Stacey dan Jacob tampak tertegun saat mendengarku mulai bersuara dan kompak tersenyum hangat padaku. Menerima kehangatan itu, pelukan pada bonekaku mengencang oleh karena rasa senang yang harus kutahan alih-alih meluapkannya karena tidak ingin mempermalukan diri atau aku akan dikembalikan ke panti, begitulah pemikiran ala Alleia versi anak panti yang muncul dari dalam diriku saat ini.

"Kurasa kau perlu beristirahat dan membutuhkan waktumu sendiri," ujar Jacob kemudian yang disetujui oleh Stacey yang mengangguk.

"Buat dirimu nyaman, Sayang. Kami akan kembali saat jam makan malam," ucap Stacey sambil menghampiriku, membelai kepalaku, menatapku penuh arti, lalu kemudian mencium keningku dengan lembut.

Hal yang sama juga dilakukan Jacob padaku sebelum akhirnya keduanya keluar dari kamar dan menutup pintu, meninggalkan diriku sendirian di kamar itu.

Terdiam, aku membiarkan diri terhanyut dalam luapan rasa kagum, senang, syukur, dan lega dari seorang anak berumur tujuh tahun. Tenang, sejuk, damai, dan aku mulai memutar di posisiku berdiri untuk memperhatikan seluruh isi kamar dengan cengiran lebar sekarang.

Aku melakukannya beberapa saat. Sedetik. Dua detik. Tiga detik. Dan tanpa ragu, aku melempar boneka beruangku sembarangan dan menjatuhkan tubuhku di atas ranjang yang begitu empuk, menenggelamkan wajahku ke bantal besar yang begitu harum, dan memekik girang untuk meluapkan kesenangan.
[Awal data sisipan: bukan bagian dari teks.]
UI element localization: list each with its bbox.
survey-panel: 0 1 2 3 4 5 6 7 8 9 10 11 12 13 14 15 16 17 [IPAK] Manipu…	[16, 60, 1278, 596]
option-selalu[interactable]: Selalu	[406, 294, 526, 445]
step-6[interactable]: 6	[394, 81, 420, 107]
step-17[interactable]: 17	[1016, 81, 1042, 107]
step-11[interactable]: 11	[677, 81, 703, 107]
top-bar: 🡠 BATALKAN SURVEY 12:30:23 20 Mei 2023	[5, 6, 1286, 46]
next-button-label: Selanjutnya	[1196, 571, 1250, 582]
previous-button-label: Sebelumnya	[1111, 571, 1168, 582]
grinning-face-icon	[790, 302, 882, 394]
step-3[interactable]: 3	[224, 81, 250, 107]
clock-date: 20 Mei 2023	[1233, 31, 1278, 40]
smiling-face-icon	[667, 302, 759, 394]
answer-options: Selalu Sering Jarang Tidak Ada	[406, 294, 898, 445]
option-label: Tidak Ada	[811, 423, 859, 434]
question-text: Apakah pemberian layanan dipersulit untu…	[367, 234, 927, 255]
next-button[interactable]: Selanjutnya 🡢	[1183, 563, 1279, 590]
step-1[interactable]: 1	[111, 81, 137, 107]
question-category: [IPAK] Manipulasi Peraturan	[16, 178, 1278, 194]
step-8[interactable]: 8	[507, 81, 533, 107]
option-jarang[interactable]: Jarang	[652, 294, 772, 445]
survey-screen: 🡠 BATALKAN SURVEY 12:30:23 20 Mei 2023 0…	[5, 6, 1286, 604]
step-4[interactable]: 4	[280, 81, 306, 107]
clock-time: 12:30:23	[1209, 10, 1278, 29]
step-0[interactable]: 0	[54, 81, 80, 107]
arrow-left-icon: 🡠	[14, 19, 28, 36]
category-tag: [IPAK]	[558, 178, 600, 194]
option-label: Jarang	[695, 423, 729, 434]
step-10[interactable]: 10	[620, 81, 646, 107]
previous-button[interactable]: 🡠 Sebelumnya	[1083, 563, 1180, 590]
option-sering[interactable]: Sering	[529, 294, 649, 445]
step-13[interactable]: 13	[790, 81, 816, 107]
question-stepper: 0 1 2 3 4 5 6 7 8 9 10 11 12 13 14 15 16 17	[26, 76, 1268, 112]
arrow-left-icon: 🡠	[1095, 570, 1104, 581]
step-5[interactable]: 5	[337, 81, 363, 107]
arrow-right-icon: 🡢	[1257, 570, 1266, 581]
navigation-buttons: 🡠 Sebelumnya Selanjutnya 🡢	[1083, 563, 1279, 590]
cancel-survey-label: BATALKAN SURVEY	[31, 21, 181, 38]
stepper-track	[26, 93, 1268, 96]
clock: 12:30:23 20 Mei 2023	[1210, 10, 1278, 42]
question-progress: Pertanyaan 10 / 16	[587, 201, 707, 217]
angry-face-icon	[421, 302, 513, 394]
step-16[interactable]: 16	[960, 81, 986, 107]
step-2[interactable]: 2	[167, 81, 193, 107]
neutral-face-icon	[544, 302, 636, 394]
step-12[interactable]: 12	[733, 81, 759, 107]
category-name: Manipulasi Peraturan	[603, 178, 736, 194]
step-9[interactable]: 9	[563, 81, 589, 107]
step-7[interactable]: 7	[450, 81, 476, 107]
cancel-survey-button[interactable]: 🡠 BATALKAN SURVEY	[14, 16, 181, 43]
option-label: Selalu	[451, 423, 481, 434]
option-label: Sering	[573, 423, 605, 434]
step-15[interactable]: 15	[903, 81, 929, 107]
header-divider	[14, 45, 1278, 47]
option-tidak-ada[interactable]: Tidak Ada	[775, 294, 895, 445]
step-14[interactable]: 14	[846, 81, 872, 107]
Hari ini adalah hari terindah dan terbahagia bagi seorang Alleia kecil setelah menjadi anak yang tertolak di seumur hidupnya. 




🌷🌷🌷🌷🌷🌷🌷🌷



Aku harap kalian menyukai Alleia.

Cerita ini adalah cerita fantasi dimana akan ada hal2 yang nggak umum.
Cuma aku akan mencoba sampaikan beberapa hal terkait masalah psikologis yang sering terjadi di kehidupan sehari2.